I am concerned. Concerned about the story of the teacher who was poisoned by her students.
Oh, I am not concerned for myself. I am concerned about students having a teacher so much in denial as Ms. Poisonee. Mrs. Hillbilly Mom can take care of herself. She has extrasensory perception, eyes in the back of her head, and a suspicious nature. Plus, she is always one step ahead of her poisoners. Here's a novel idea: If you don't want your students to poison you, don't leave your tea where students have access to it. Uh huh. I expect my MENSA application will be arriving any day now.

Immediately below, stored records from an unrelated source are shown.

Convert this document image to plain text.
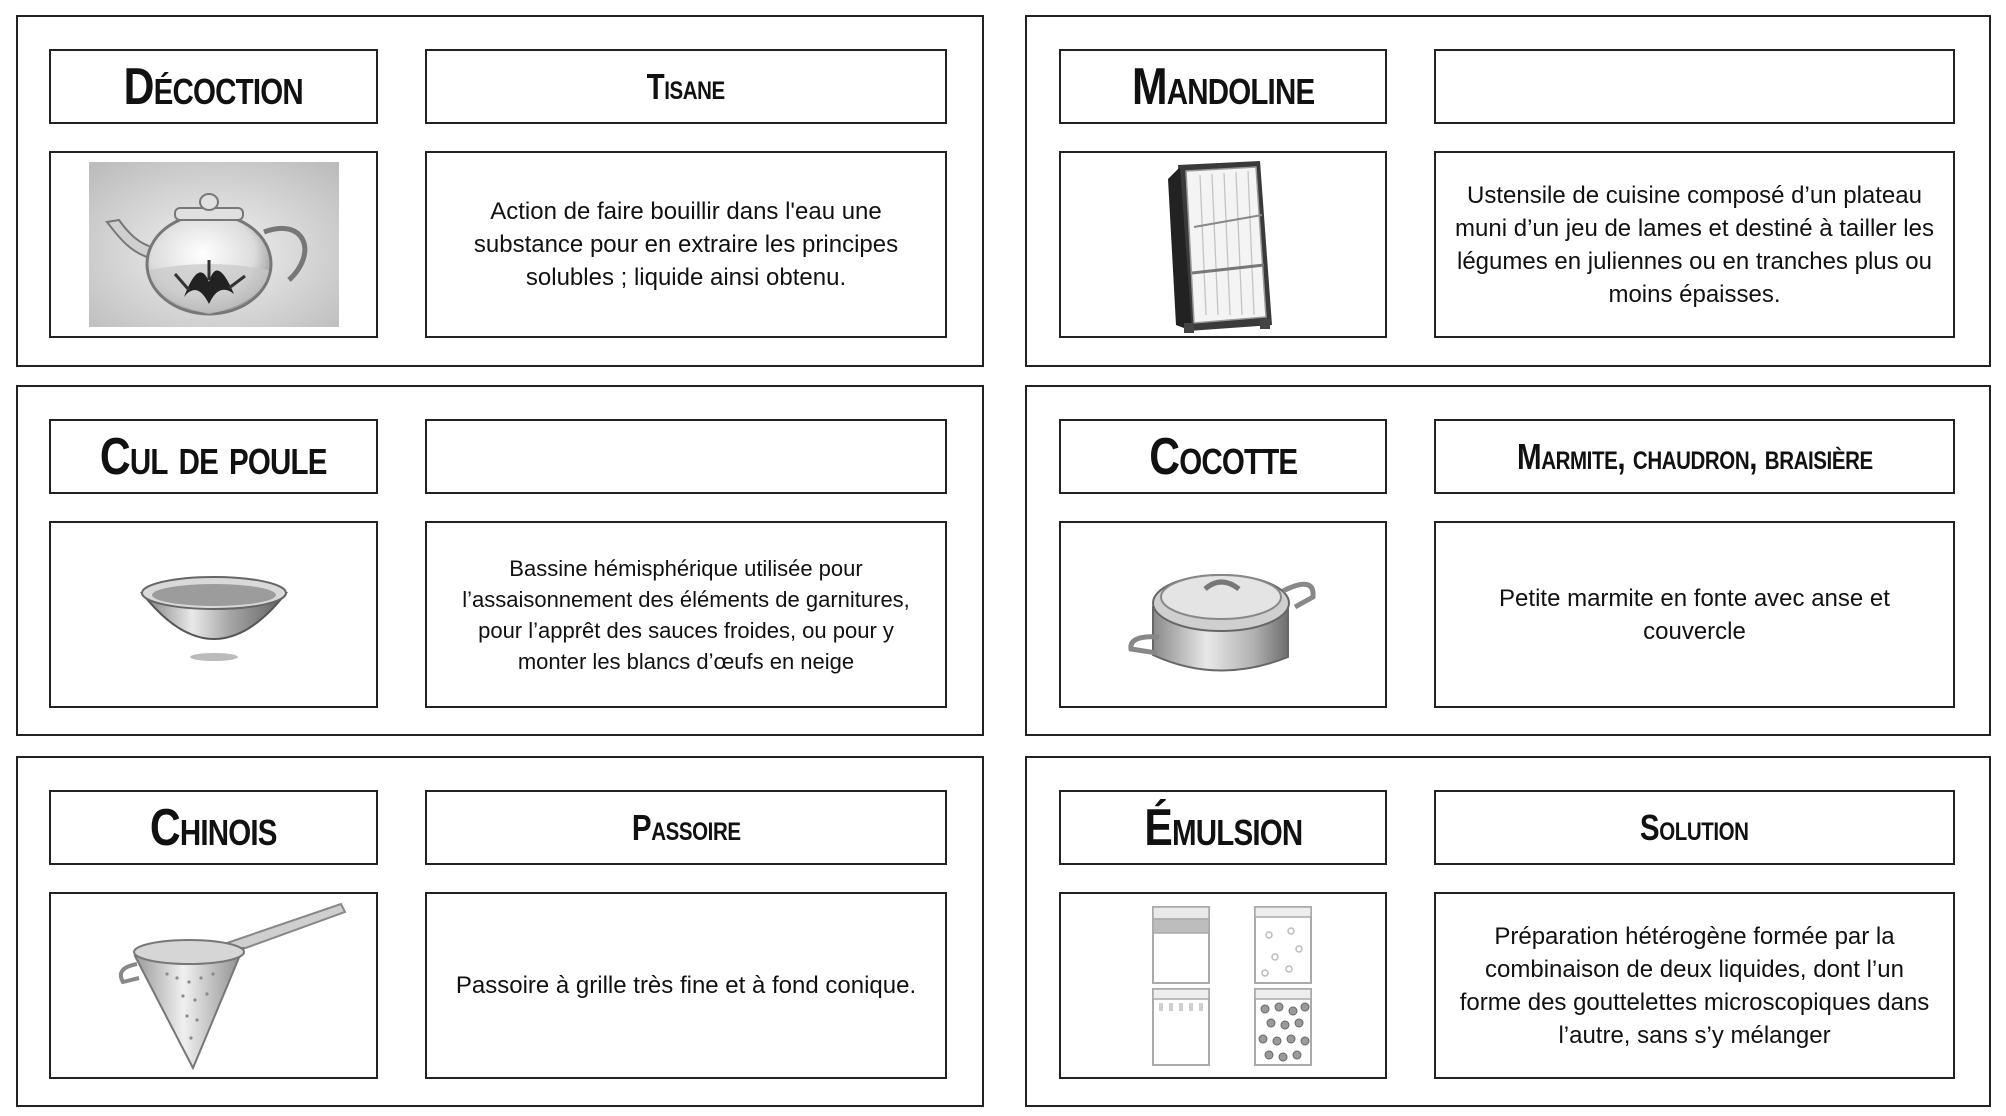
Décoction	Tisane
Action de faire bouillir dans l'eau une substance pour en extraire les principes solubles ; liquide ainsi obtenu.
Mandoline
Ustensile de cuisine composé d’un plateau muni d’un jeu de lames et destiné à tailler les légumes en juliennes ou en tranches plus ou moins épaisses.
Cul de poule
Bassine hémisphérique utilisée pour l’assaisonnement des éléments de garnitures, pour l’apprêt des sauces froides, ou pour y monter les blancs d’œufs en neige
Cocotte	Marmite, chaudron, braisière
Petite marmite en fonte avec anse et couvercle
Chinois	Passoire
Passoire à grille très fine et à fond conique.
Émulsion	Solution
Préparation hétérogène formée par la combinaison de deux liquides, dont l’un forme des gouttelettes microscopiques dans l’autre, sans s’y mélanger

Let's break it down bit by bit.
"What it was, was my stomach would bother me. I was running a low-grade
temperature. I was just exhausted by the time I got home. And putting it
all together, the Germ X I was using was 60% alcohol, which equates to
130 proof, and I don't drink that much," said Miller.
I'll buy the stomach thing. But I wouldn't think Germ X would cause a fever. Exhausted? What teacher isn't exhausted by the time she gets home? And that remark about the proof? Go back to the drawing board, Ms. Poisonee, the incompetent remedial math teacher. Because 60% alcohol is 120 proof. Not 130 proof. Furthermore, Ms. Poisonee declares, "I don't drink that much."
Really? REALLY? Does she mean that she drinks at work, but just not that much? Or that she drinks and has built up a tolerance, but not enough to remain unaffected by 130 proof alcohol? Does she not realize that unless she is drinking it straight, the proof is going to be watered down by her tea? Just how much Germ X were those kids putting in her drink, anyway? I would surely notice the quick depletion of my Germ X. Not to mention the alcoholy taste of my tea.
Miller says she was shocked when two girls in her class told on the two boys who were later charged in the case.
Shocked that the two girls told on the two boys? That's how it reads. I suppose she thought they had a code of conduct like prisoners, and wouldn't rat out a fellow pupil.
"I was shocked and I couldn't quite process it fast enough to realize
what it meant, but I knew immediately that I needed to send it to an
administrator," said Miller.
Send what? The information? The tea? The student? She couldn't process it fast enough because she was drunk on her rump.
Miller doesn't know the boys' intentions.
No. It is SO hard to determine the reason kids are putting Germ X in your tea.
"Its hard to get into an adolescent's mind. The class I teach was math
review, and a lot of them aren't too keen on math and they don't really
want to be there," she said.
Who would WANT to get into an adolescent's mind? Not Mrs. Hillbilly Mom, you can bet your bottom dollar on that! I'm not too keen on the driver's license picture that clerk at the DMV took of my beaming countenance. But I did not go back with my wheelbarrow full of documentation and put Germ X in her tea. How about you quit making excuses for the little poisoners? I kind of have a suspicion that they knew Germ X is not for drinking.
"I think we need to appreciate our teachers more, and to understand it
is a very difficult job, and to help children understand that teachers
are there to help them," Miller said.
Yes. Because children of thirteen don't understand that teachers are there to help them. They must be so very confused, thinking that teachers are there as wardens to prohibit them from roaming the streets, there to stuff their heads with information that they will NEVER use later in life, there to entertain them with magic tricks, there to rap the lesson to hold their undivided attention, there to act as older, grayer, more lethargic guinea pigs for experiments involving Germ X.
I swear. This lady is denser than a teacher I used to work with who could not figure out who was writing FU on the board behind her desk every day.